Part of the application program's work is to:
- Decrease the stock-on-hand number in the database
- Add the cost to the customer's outstanding bill
- Add the amount to a daily-total-sales accumulator
The following list provides different failure scenarios:
- Effects of system failure
What if the system fails between the time the stock-on-hand number is decreased and the charges are allocated? If the user thinks the transaction is complete, the customer bill record and the total sales record in the database will be incorrect. If the user thinks the transaction failed and reruns it, the stock-on-hand number will be decreased a second time, and that record will also be wrong. In either case, data integrity has been lost.

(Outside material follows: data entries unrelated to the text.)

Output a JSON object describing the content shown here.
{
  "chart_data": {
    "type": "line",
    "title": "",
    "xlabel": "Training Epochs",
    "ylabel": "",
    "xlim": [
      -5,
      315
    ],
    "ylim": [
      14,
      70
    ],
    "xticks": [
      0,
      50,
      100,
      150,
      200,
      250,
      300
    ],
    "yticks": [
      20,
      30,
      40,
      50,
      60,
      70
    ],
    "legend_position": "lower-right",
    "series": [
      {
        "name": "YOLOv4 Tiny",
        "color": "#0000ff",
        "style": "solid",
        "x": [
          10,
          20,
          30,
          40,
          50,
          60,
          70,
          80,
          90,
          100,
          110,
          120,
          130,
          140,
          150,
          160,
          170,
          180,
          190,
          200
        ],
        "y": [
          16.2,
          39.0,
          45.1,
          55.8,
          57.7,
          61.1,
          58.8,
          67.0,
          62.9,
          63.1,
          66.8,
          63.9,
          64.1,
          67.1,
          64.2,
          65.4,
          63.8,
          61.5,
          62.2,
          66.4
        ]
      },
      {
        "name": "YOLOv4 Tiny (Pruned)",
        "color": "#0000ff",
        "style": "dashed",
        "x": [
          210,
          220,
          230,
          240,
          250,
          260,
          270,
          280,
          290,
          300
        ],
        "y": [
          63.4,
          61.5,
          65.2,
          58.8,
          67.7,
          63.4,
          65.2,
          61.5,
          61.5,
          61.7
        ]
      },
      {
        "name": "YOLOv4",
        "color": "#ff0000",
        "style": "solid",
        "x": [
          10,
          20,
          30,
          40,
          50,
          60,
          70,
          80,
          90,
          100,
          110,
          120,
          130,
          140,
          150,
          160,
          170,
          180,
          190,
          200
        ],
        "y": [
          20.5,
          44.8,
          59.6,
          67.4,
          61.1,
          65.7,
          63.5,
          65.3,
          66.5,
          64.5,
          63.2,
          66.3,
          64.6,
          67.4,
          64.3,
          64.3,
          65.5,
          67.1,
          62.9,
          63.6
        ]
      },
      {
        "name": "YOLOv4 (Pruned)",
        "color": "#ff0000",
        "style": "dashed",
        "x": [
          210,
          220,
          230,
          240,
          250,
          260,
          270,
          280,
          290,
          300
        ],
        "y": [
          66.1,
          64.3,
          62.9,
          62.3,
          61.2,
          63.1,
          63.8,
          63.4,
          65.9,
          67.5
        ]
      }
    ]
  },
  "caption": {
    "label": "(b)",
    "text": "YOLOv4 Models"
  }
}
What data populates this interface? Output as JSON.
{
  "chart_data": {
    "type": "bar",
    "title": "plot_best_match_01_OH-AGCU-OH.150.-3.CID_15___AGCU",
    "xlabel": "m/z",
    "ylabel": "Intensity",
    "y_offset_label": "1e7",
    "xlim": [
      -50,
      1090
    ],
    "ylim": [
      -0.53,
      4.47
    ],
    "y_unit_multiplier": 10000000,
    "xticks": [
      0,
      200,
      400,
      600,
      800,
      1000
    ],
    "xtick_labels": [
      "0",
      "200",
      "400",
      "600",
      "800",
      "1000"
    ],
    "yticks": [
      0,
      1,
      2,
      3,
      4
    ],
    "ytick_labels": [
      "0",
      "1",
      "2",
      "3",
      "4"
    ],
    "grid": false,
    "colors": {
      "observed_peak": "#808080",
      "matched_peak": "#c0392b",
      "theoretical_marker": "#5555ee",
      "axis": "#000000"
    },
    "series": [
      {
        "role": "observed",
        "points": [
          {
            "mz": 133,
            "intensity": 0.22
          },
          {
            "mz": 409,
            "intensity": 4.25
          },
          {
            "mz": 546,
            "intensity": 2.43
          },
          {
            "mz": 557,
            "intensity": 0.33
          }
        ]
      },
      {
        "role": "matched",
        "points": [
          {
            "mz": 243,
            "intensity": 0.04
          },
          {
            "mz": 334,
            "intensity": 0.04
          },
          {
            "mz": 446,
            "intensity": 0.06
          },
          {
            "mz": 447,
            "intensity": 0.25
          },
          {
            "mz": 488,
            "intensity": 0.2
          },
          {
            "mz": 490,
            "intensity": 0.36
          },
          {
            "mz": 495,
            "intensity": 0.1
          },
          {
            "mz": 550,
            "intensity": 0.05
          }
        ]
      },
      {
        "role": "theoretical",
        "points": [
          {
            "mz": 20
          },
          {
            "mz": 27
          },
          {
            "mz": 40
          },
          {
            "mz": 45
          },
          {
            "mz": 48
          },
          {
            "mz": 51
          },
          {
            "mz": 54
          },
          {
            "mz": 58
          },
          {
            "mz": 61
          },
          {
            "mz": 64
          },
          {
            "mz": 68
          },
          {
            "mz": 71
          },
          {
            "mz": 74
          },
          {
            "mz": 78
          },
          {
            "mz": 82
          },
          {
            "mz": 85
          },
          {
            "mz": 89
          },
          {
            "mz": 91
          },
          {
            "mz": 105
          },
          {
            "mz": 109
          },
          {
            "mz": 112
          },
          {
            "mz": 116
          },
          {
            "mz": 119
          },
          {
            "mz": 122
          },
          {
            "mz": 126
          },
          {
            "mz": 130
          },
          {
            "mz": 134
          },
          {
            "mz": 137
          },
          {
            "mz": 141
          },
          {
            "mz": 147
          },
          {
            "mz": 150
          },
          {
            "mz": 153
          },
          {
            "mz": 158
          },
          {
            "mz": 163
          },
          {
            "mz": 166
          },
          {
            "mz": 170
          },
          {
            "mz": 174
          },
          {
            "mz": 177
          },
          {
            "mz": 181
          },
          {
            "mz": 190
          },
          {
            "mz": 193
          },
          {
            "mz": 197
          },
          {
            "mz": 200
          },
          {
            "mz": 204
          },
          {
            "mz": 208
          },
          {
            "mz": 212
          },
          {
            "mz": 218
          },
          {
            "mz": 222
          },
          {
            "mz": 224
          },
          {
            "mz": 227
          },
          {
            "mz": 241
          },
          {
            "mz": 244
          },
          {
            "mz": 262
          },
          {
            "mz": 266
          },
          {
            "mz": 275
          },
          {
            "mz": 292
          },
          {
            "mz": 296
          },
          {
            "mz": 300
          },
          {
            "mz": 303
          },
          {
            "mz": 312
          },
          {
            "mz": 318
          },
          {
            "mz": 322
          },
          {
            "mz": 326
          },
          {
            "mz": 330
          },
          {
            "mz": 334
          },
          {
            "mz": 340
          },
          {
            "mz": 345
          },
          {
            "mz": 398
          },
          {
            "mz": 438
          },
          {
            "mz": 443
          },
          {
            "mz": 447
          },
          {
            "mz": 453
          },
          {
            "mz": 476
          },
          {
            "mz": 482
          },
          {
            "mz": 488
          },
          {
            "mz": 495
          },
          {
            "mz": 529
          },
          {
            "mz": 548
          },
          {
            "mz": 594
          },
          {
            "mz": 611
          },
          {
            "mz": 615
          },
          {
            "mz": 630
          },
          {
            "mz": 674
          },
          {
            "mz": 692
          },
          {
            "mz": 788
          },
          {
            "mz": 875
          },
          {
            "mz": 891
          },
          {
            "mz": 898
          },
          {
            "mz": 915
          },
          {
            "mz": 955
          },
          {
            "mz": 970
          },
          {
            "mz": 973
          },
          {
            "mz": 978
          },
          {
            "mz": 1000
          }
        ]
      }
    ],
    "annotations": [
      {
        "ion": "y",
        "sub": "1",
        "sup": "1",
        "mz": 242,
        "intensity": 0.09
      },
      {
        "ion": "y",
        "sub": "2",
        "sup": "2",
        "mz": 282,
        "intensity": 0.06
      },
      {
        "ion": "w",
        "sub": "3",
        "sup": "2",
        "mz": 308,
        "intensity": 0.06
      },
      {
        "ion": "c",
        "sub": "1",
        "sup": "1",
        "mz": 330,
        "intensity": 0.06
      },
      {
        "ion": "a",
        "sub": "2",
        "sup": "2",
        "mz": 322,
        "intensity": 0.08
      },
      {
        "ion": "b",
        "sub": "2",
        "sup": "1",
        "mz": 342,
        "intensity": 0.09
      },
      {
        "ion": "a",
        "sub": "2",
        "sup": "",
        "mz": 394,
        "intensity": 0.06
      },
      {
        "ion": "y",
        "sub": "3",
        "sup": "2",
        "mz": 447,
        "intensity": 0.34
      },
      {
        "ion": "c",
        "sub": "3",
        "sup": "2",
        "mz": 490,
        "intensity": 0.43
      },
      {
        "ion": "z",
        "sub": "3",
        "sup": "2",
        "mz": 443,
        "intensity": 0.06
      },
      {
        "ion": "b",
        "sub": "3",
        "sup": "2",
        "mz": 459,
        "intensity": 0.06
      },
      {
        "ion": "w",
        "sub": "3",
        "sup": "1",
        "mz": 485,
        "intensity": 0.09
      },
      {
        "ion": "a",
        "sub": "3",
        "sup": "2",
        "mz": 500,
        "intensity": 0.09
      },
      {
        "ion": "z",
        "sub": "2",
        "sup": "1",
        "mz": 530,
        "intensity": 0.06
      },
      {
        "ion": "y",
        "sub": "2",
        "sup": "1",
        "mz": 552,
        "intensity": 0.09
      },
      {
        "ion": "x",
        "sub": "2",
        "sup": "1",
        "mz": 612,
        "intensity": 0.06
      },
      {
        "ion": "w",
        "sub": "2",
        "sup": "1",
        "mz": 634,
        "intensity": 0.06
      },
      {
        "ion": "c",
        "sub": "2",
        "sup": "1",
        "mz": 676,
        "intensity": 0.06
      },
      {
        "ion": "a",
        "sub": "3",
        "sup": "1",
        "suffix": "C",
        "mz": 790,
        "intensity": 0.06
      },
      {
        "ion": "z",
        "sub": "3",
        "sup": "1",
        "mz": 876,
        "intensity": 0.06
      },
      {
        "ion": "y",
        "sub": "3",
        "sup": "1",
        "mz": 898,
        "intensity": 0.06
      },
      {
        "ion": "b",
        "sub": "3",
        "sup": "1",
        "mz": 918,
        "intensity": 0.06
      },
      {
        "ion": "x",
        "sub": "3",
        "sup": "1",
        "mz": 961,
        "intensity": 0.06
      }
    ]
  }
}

- Effects of program abend
What if the program begins changing records in the database and then terminates abnormally (abends)? The result is the same as with the effects of system failure: a half-changed database. A half-changed database is one whose integrity has been lost.
- Effects of an I/O error
Suppose the program tries to read the stock-on-hand record and encounters a device error. Because of some I/O problem, the record cannot be obtained. Therefore, the program cannot run, and the customer order cannot be filled. In addition, any other work that depends on this record can no longer be completed.
Also, what if the program has already changed some records expecting that it could read and update this other record? Again, the overall integrity of the data has been lost, because it is only partially updated.
- Effects of queue loss
In large systems, work requests are often saved (queued) and processed later, when the workload permits. Output that the programs send back to the requesters (or others) is also often queued and sent later, when the workload permits.
If the system fails between the time a request is entered (input) and the time it is taken off the queue and executed, the request might be lost. The same is true for queued output: If the system fails between the time the application program supplies its output and the time that output can be taken off the queue and actually sent, those results might be lost.